Ich habe versucht, die Rahmenbedingungen für den Gottesdienst in unserer postmodernen Gesellschaft auszuloten und Sie zu überzeugen, dass wir nicht ein bisschen Anpassung und Veränderung brauchen, sondern einen radikalen Neuanfang wagen müssen. Ich weiß, das löst bei vielen Mitchristinnen und Mitchristen Angst aus, Liebgewordenes zu verlieren und nicht zu wissen, was kommt. Auf dieser Angst kochen so viele Traditionalisten in den Kirchen ihre Suppe. Sie suggerieren Ihnen, dass dies und jenes nicht geht, dass es gegen das Bekenntnis ist oder kein Niveau hat. (Übrigens eine eigenartige Allianz, die sich da gebildet hat!) Zu viel Gefühl, zu viel Emotion, oberflächliche Texte und dünne Melodien. Sie werden Ihnen alles entgegen halten, was das Repertoire rückwärtsgewandter Ideologie zu bieten hat. Sie werden den Machtverlust fürchten und Verantwortung nicht teilen wollen. Aber all das hat keine Bedeutung für Sie, Sie müssen mit Ihrem Team den Weg gemeinsam gehen und Sie werden eine Begeisterung entfachen, die alle Argumente hinwegspült. Denn es geht den Menschen, die blockieren, gar nicht um ihre Argumente, sondern um ihre eigene Person, die sich vor Veränderung fürchtet. Manchmal ist es die Angst, selbst zu seinem Glauben stehen zu müssen, manchmal die Angst vor anderen Frömmigkeitsstilen, die man dann gern als für unsere Gemeinde unpassend denunziert. Auf dem Markt dieser Angstgefühle gibt es alles zu kaufen. Verlieren Sie keine Zeit mit diesen Nachhutgefechten. Das kostet Sie und Ihr Team zu viel Kraft und diese Kraft brauchen Sie für die Erneuerung Ihrer Gemeinde. Da ist sie besser angelegt und bringt mehr Segen.
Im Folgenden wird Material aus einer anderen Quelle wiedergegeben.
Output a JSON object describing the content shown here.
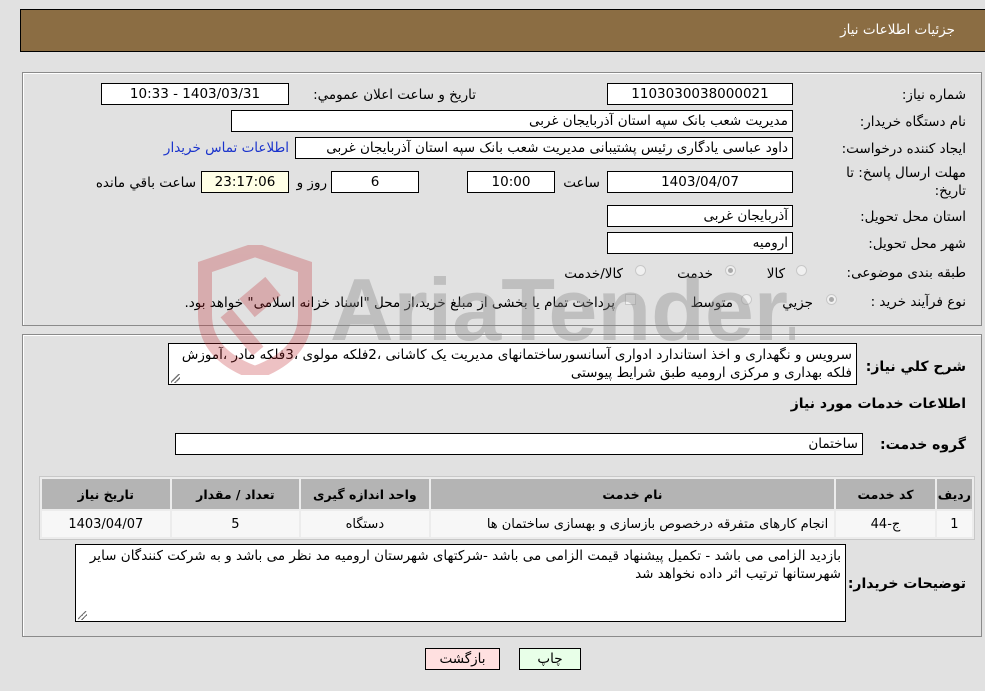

Stellen Sie sich also mit Ihrem Team der entscheidenden Frage: Was ist zu tun, damit unsere Kirchengemeinde zukunftsfähig und für die Menschen unseres Ortes kulturrelevant wird? Oder anders gewendet, was müssen wir ändern, damit unser Gottesdienst wirklich die Freude des Evangeliums ausdrückt und die Menschen anzieht, weil sie Gottes Nähe erfahren, von seinem Wort berührt werden?

Es helfen Ihnen dabei auch folgende ganz praktischen Grundfragen, die Ihnen zunächst einmal oberflächlich und unpassend erscheinen können. Das macht nichts, lassen Sie sich mit Ihrer Gottesdienstgruppe auf diesen Weg des Nachdenkens und Sammelns ein:

1.     Welchen Sender hört die Mehrzahl der Menschen bei uns?
    (Solche Umfragen machen die Jugendlichen gern!)

2.     Wieviele Taufen, Trauungen haben wir im Jahr? Wieviele Kinder lassen sich konfirmieren oder gehen zur Erstkommunion?
    (Die Zahlen gibt es im Pfarramt.)

3.     Gibt es Menschen, die Musikinstrumente spielen und ihre Talente bisher nur im Verborgenen oder auch beruflich ausüben? Oder gibt es schon eine Band? Gibt es einen aufgeschlossenen Kirchenmusiker/in, der keine Angst vor Popularmusik hat?

4.     Gibt es (junge) Leute, die sich mit Videoclips, Internet, Beschallung und Beleuchtung auskennen oder bereit sind, etwas aus diesen Gebieten zu lernen?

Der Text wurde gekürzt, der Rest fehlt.